– Официантом особенно. И все у тебя будет падать из рук.
– Или мы втроем заживем в поселении Явниэль. На ферме твоих родителей. Будем в теплицах выращивать цветы, как твоя сестра и ее муж. Обновим фруктовый сад. Барух даст нам денег, и мы постепенно восстановим все, что развалилось. Организуем образцовое хозяйство. Мы с Дими будем целыми днями ухаживать за животными, а для тебя построим студию, с компьютером, чертежным столом. И аэродинамическую трубу, если ты объяснишь мне, что это такое.

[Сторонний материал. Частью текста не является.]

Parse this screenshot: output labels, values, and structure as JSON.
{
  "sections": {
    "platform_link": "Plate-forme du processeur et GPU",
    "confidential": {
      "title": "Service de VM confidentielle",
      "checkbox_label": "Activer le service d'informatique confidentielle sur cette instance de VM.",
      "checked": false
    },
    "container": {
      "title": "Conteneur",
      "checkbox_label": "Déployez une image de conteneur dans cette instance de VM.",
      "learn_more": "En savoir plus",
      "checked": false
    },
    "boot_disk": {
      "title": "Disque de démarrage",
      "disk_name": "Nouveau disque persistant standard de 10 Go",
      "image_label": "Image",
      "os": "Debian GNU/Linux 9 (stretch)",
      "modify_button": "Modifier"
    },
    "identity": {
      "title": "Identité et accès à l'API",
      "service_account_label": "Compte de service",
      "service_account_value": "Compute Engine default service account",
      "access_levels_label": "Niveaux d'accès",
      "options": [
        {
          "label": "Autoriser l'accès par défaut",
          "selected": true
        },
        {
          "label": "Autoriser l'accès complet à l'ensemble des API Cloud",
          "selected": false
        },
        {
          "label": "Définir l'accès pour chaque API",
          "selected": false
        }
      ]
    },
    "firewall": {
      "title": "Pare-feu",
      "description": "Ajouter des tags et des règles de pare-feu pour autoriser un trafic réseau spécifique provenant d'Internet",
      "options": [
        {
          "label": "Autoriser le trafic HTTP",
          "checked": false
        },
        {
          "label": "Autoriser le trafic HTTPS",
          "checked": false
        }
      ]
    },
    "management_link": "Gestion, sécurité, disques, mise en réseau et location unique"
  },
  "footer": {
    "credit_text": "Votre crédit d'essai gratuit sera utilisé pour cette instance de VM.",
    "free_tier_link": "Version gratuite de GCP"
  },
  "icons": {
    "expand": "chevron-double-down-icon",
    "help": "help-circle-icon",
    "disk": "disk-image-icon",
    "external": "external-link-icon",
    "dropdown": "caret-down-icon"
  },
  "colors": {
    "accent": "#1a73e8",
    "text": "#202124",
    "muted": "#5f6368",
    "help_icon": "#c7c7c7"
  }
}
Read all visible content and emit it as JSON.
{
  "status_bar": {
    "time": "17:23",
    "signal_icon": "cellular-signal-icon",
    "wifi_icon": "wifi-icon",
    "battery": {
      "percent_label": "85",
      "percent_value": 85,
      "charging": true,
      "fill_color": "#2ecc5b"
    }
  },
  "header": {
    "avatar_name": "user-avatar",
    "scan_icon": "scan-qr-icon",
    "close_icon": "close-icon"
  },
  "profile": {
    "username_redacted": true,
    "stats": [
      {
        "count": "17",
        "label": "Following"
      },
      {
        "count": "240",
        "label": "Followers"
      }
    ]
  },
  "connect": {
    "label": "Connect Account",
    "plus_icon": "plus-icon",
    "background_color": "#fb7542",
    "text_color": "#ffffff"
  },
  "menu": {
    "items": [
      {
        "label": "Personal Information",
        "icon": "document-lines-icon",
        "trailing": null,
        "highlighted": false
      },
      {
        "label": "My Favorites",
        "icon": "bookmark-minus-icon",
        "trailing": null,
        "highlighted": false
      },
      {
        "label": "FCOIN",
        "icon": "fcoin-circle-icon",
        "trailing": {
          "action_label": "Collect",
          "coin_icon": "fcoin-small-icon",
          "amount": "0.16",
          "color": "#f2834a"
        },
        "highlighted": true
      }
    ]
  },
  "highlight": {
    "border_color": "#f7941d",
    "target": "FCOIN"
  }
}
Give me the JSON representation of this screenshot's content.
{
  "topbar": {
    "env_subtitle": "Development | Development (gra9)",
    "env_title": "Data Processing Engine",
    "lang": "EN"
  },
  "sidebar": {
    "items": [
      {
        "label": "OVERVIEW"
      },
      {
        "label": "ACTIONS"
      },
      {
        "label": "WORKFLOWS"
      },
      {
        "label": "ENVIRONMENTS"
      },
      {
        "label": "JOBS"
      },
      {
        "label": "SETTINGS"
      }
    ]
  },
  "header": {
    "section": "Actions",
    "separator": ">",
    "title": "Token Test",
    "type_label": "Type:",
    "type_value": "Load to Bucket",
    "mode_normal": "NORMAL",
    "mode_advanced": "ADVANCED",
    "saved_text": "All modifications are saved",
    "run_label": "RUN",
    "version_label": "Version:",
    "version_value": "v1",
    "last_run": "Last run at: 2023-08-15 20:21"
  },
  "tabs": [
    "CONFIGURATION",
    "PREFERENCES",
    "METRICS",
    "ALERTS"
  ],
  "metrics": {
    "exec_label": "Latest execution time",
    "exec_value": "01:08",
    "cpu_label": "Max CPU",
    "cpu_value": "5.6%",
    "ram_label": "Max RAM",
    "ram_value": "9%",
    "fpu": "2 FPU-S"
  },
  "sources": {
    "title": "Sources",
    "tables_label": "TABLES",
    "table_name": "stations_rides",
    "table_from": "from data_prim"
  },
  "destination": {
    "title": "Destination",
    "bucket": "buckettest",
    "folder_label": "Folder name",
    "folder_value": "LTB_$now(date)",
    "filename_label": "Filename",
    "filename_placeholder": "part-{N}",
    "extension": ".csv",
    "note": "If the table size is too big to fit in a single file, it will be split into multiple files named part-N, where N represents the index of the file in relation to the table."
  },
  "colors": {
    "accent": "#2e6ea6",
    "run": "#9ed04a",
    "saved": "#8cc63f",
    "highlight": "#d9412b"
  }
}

Вечером, перед закатом, мы втроем будем работать в саду, а с последним светом дня – собирать мед из ульев. Если ты захочешь взять и Теди, я ничего не имею против. Станем жить маленькой коммуной, безо всякой лжи, без уродства и злобы. Увидишь, как Дими раскроется, воистину расцветет. А ты и я…
– И ты, разумеется, будешь вставать каждое утро в половине пятого, сапоги, заступ, кирка, ликование в сердце и саженец в руке, ты осушишь все болота и голыми руками покоришь пустыню.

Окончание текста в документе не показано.